Doubt hovered at the edges of her pain. She wondered if she had let herself be swept up in the romance of her first lover, in the novelty of their glamorous seclusion, instead of seeing things for what they were.

And now doubt that she was even capable of separating fantasy from reality. Even before she’d set foot inside Chateau du Bellerose, she’d questioned her future with Nettleton & Thompson. But she’d brushed aside her misgivings, focusing on living as much as she could, on achieving the loftiest goals, to do her mother proud.

She swallowed hard before turning back to face Griffith.

“You make a good point.” He blinked, as if she’d surprised him. “And that is something I’ll have to deal with. Sometimes people don’t respond the way that they should to loss,” she added quietly. “I don’t think either of us dealt with our grief in a good way. It doesn’t mean that’s the way we have to stay.”

“No, it doesn’t.”

He let out a shuddering breath. Closed his eyes. When he opened them, she saw his answer in his eyes.

And it broke her heart.

She moved then, walking toward him with an outward confidence she didn’t feel. She reached up, ignoring the barely perceptible flinch as she laid her hands on his cheeks.

“I do sometimes look at things unrealistically. With too much optimism. Sometimes I do exactly as you suggest and turn a situation into a positive when actually it sucks and needs to be fixed. Sometimes I avoid discomfort.” She blinked rapidly, willed herself not to cry. “But isn’t that better than embracing misery. Not allowing yourself to feel anything else.”

He tried to step back. She held on for just a moment, leaned up on her toes and gently kissed the scar that cut over his cheekbone. His sharp intake of breath nearly undid her as she pulled away.

“I think what’s truly the saddest of all,” she said as she moved to the door, “is that you can’t see yourself as I do.”

“With rose-colored glasses?”

“No.” She glanced back over her shoulder. He stood, framed in the morning light, body tense and poised as if he would run away at any moment. “As someone who made mistakes, realized he made mistakes and is trying not to repeat them.

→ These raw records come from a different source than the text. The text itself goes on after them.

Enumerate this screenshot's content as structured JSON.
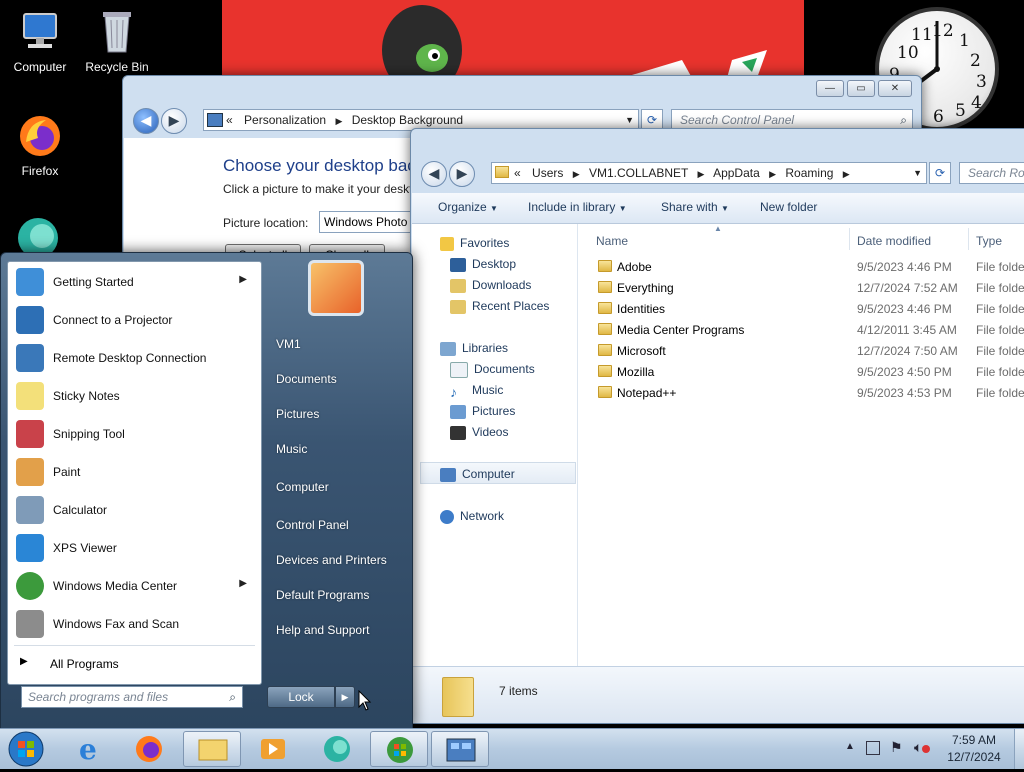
{
  "desktop": {
    "icons": [
      {
        "label": "Computer"
      },
      {
        "label": "Recycle Bin"
      },
      {
        "label": "Firefox"
      }
    ],
    "clock_numbers": [
      "12",
      "1",
      "2",
      "3",
      "4",
      "5",
      "6",
      "9",
      "10",
      "11"
    ]
  },
  "control_panel": {
    "breadcrumb_sep": "«",
    "breadcrumb": [
      "Personalization",
      "Desktop Background"
    ],
    "search_placeholder": "Search Control Panel",
    "heading": "Choose your desktop background",
    "subtext": "Click a picture to make it your desktop background",
    "picture_location_label": "Picture location:",
    "picture_location_value": "Windows Photo Viewer",
    "select_all": "Select all",
    "clear_all": "Clear all"
  },
  "explorer": {
    "breadcrumb_sep": "«",
    "breadcrumb": [
      "Users",
      "VM1.COLLABNET",
      "AppData",
      "Roaming"
    ],
    "search_placeholder": "Search Roaming",
    "toolbar": {
      "organize": "Organize",
      "include": "Include in library",
      "share": "Share with",
      "new_folder": "New folder"
    },
    "nav": {
      "favorites": "Favorites",
      "desktop": "Desktop",
      "downloads": "Downloads",
      "recent": "Recent Places",
      "libraries": "Libraries",
      "documents": "Documents",
      "music": "Music",
      "pictures": "Pictures",
      "videos": "Videos",
      "computer": "Computer",
      "network": "Network"
    },
    "columns": {
      "name": "Name",
      "date": "Date modified",
      "type": "Type"
    },
    "rows": [
      {
        "name": "Adobe",
        "date": "9/5/2023 4:46 PM",
        "type": "File folder"
      },
      {
        "name": "Everything",
        "date": "12/7/2024 7:52 AM",
        "type": "File folder"
      },
      {
        "name": "Identities",
        "date": "9/5/2023 4:46 PM",
        "type": "File folder"
      },
      {
        "name": "Media Center Programs",
        "date": "4/12/2011 3:45 AM",
        "type": "File folder"
      },
      {
        "name": "Microsoft",
        "date": "12/7/2024 7:50 AM",
        "type": "File folder"
      },
      {
        "name": "Mozilla",
        "date": "9/5/2023 4:50 PM",
        "type": "File folder"
      },
      {
        "name": "Notepad++",
        "date": "9/5/2023 4:53 PM",
        "type": "File folder"
      }
    ],
    "status_count": "7 items"
  },
  "start_menu": {
    "programs": [
      {
        "label": "Getting Started",
        "submenu": true,
        "color": "#3f8fd8"
      },
      {
        "label": "Connect to a Projector",
        "submenu": false,
        "color": "#2d6fb5"
      },
      {
        "label": "Remote Desktop Connection",
        "submenu": false,
        "color": "#3a78b9"
      },
      {
        "label": "Sticky Notes",
        "submenu": false,
        "color": "#f3e07a"
      },
      {
        "label": "Snipping Tool",
        "submenu": false,
        "color": "#c9424a"
      },
      {
        "label": "Paint",
        "submenu": false,
        "color": "#e2a04a"
      },
      {
        "label": "Calculator",
        "submenu": false,
        "color": "#7f9bb8"
      },
      {
        "label": "XPS Viewer",
        "submenu": false,
        "color": "#2a86d6"
      },
      {
        "label": "Windows Media Center",
        "submenu": true,
        "color": "#3c9a3c"
      },
      {
        "label": "Windows Fax and Scan",
        "submenu": false,
        "color": "#8c8c8c"
      }
    ],
    "all_programs": "All Programs",
    "search_placeholder": "Search programs and files",
    "right_links": [
      "VM1",
      "Documents",
      "Pictures",
      "Music",
      "Computer",
      "Control Panel",
      "Devices and Printers",
      "Default Programs",
      "Help and Support"
    ],
    "lock": "Lock"
  },
  "taskbar": {
    "time": "7:59 AM",
    "date": "12/7/2024"
  }
}
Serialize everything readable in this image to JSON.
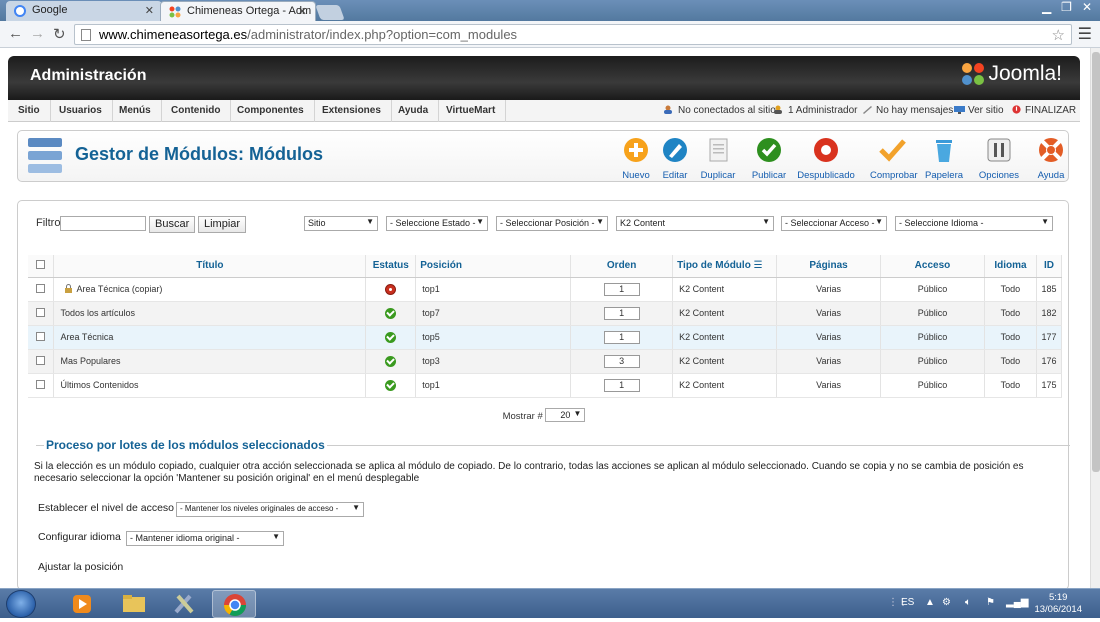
{
  "browser": {
    "tabs": [
      {
        "label": "Google",
        "active": false
      },
      {
        "label": "Chimeneas Ortega - Adm",
        "active": true
      }
    ],
    "url_domain": "www.chimeneasortega.es",
    "url_path": "/administrator/index.php?option=com_modules"
  },
  "admin": {
    "title": "Administración",
    "logo_text": "Joomla!",
    "menu": [
      "Sitio",
      "Usuarios",
      "Menús",
      "Contenido",
      "Componentes",
      "Extensiones",
      "Ayuda",
      "VirtueMart"
    ],
    "status": {
      "not_connected": "No conectados al sitio",
      "admins": "1 Administrador",
      "messages": "No hay mensajes",
      "view_site": "Ver sitio",
      "logout": "FINALIZAR"
    }
  },
  "page": {
    "title": "Gestor de Módulos: Módulos",
    "toolbar": [
      "Nuevo",
      "Editar",
      "Duplicar",
      "Publicar",
      "Despublicado",
      "Comprobar",
      "Papelera",
      "Opciones",
      "Ayuda"
    ]
  },
  "filter": {
    "label": "Filtro:",
    "search_button": "Buscar",
    "clear_button": "Limpiar",
    "selects": [
      "Sitio",
      "- Seleccione Estado -",
      "- Seleccionar Posición -",
      "K2 Content",
      "- Seleccionar Acceso -",
      "- Seleccione Idioma -"
    ]
  },
  "table": {
    "headers": [
      "Título",
      "Estatus",
      "Posición",
      "Orden",
      "Tipo de Módulo",
      "Páginas",
      "Acceso",
      "Idioma",
      "ID"
    ],
    "rows": [
      {
        "title": "Area Técnica (copiar)",
        "locked": true,
        "published": false,
        "position": "top1",
        "order": "1",
        "type": "K2 Content",
        "pages": "Varias",
        "access": "Público",
        "lang": "Todo",
        "id": "185"
      },
      {
        "title": "Todos los artículos",
        "locked": false,
        "published": true,
        "position": "top7",
        "order": "1",
        "type": "K2 Content",
        "pages": "Varias",
        "access": "Público",
        "lang": "Todo",
        "id": "182"
      },
      {
        "title": "Area Técnica",
        "locked": false,
        "published": true,
        "position": "top5",
        "order": "1",
        "type": "K2 Content",
        "pages": "Varias",
        "access": "Público",
        "lang": "Todo",
        "id": "177"
      },
      {
        "title": "Mas Populares",
        "locked": false,
        "published": true,
        "position": "top3",
        "order": "3",
        "type": "K2 Content",
        "pages": "Varias",
        "access": "Público",
        "lang": "Todo",
        "id": "176"
      },
      {
        "title": "Últimos Contenidos",
        "locked": false,
        "published": true,
        "position": "top1",
        "order": "1",
        "type": "K2 Content",
        "pages": "Varias",
        "access": "Público",
        "lang": "Todo",
        "id": "175"
      }
    ],
    "show_label": "Mostrar #",
    "show_value": "20"
  },
  "batch": {
    "legend": "Proceso por lotes de los módulos seleccionados",
    "description": "Si la elección es un módulo copiado, cualquier otra acción seleccionada se aplica al módulo de copiado. De lo contrario, todas las acciones se aplican al módulo seleccionado. Cuando se copia y no se cambia de posición es necesario seleccionar la opción 'Mantener su posición original' en el menú desplegable",
    "access_label": "Establecer el nivel de acceso",
    "access_value": "- Mantener los niveles originales de acceso -",
    "lang_label": "Configurar idioma",
    "lang_value": "- Mantener idioma original -",
    "position_label": "Ajustar la posición"
  },
  "taskbar": {
    "lang": "ES",
    "time": "5:19",
    "date": "13/06/2014"
  }
}
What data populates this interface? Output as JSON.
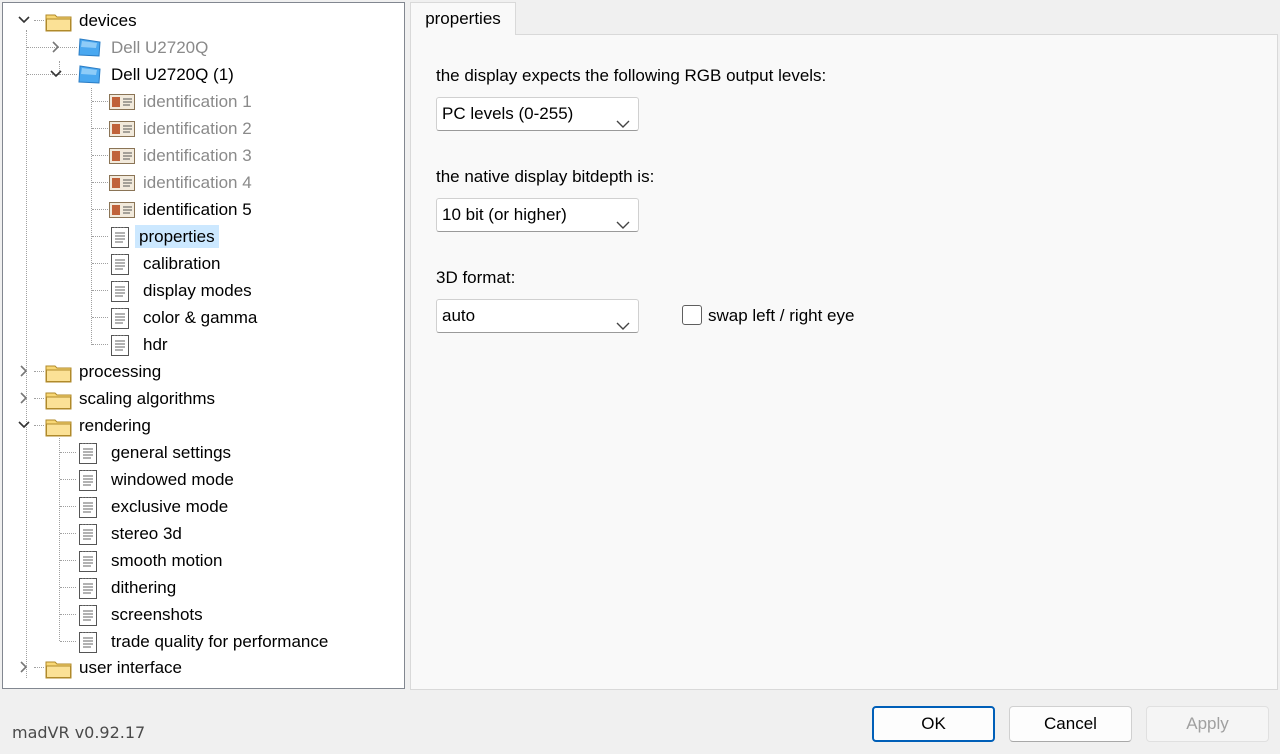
{
  "app": {
    "version": "madVR v0.92.17"
  },
  "tree": {
    "devices": "devices",
    "dev1": "Dell U2720Q",
    "dev2": "Dell U2720Q (1)",
    "dev2_children": [
      "identification 1",
      "identification 2",
      "identification 3",
      "identification 4",
      "identification 5",
      "properties",
      "calibration",
      "display modes",
      "color & gamma",
      "hdr"
    ],
    "processing": "processing",
    "scaling": "scaling algorithms",
    "rendering": "rendering",
    "rendering_children": [
      "general settings",
      "windowed mode",
      "exclusive mode",
      "stereo 3d",
      "smooth motion",
      "dithering",
      "screenshots",
      "trade quality for performance"
    ],
    "ui": "user interface",
    "selected": "properties"
  },
  "tab": {
    "label": "properties"
  },
  "form": {
    "rgb_label": "the display expects the following RGB output levels:",
    "rgb_value": "PC levels (0-255)",
    "bitdepth_label": "the native display bitdepth is:",
    "bitdepth_value": "10 bit (or higher)",
    "format3d_label": "3D format:",
    "format3d_value": "auto",
    "swap_label": "swap left / right eye",
    "swap_checked": false
  },
  "buttons": {
    "ok": "OK",
    "cancel": "Cancel",
    "apply": "Apply"
  },
  "icons": {
    "expand_open": "chevron-down-icon",
    "expand_closed": "chevron-right-icon",
    "folder": "folder-icon",
    "monitor": "monitor-icon",
    "id_card": "id-card-icon",
    "page": "page-icon"
  },
  "colors": {
    "selection": "#cce8ff",
    "folder": "#f8d775",
    "accent": "#005fb8"
  }
}
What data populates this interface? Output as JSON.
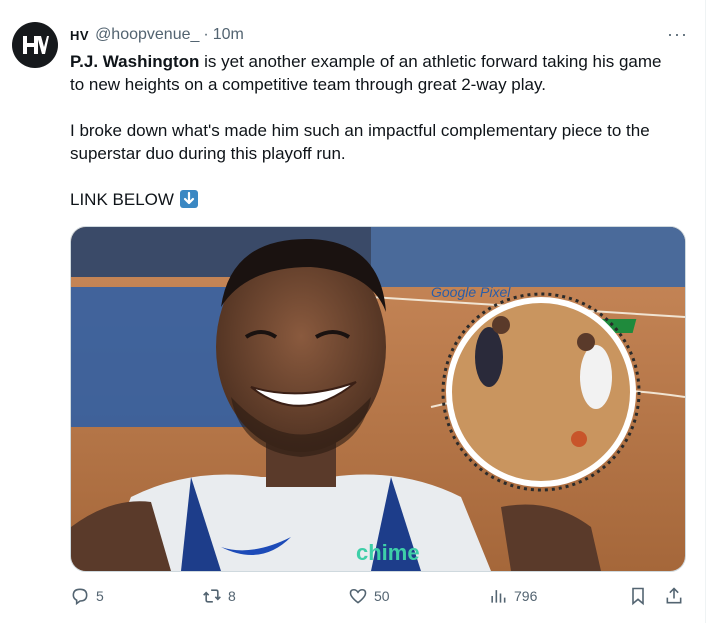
{
  "tweet": {
    "author": {
      "display_name": "HV",
      "handle": "@hoopvenue_",
      "separator": "·",
      "time": "10m",
      "avatar_text": "HV"
    },
    "more_label": "···",
    "text": {
      "p1_bold": "P.J. Washington",
      "p1_rest": " is yet another example of an athletic forward taking his game to new heights on a competitive team through great 2-way play.",
      "p2": "I broke down what's made him such an impactful complementary piece to the superstar duo during this playoff run.",
      "p3": "LINK BELOW",
      "p3_emoji": "down-arrow-emoji"
    },
    "media": {
      "jersey_sponsor": "chime",
      "court_sponsor": "Google Pixel"
    },
    "actions": {
      "replies": "5",
      "reposts": "8",
      "likes": "50",
      "views": "796"
    }
  },
  "colors": {
    "text": "#0f1419",
    "muted": "#536471",
    "avatar_bg": "#16191c",
    "emoji_blue": "#3b88c3"
  }
}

You’re not perfect, Griffith, and you never will be. And maybe you will never want what I want out of life. But that doesn’t mean you can’t be someone you could be proud of. Someone who does good with all of his money and influence.”

“Or perhaps,” he said, his voice low and bordering on a growl, “I’m exactly the man I told you I am and you’re just not listening.”

She nodded toward the gilded mirror on the wall, the one they’d stood in front of last night as he’d undressed her, worshipping her body with such care it had warmed both her body and her soul.

“Take a good long look at yourself, Griffith. I hope one day you’ll realize you’re the only one who sees yourself as a monster.”

With that final pronouncement, she grabbed the signed contract that she’d come here for all those days ago, stepped out into the hall and closed the door.

CHAPTER FIFTEEN

“CONGRATULATIONS, ROSALIND.”

Rosalind blinked and refocused on the couple seated on the opposite side of the massive walnut desk.

“Thank you.”

Mr. Robert T. Nettleton nodded, his smile wide and bright. At sixty-three he was still an attractive man. His silver hair was cut just long enough to be combed back from a broad forehead touched with only the faintest wrinkles that made him look distinguished rather than old.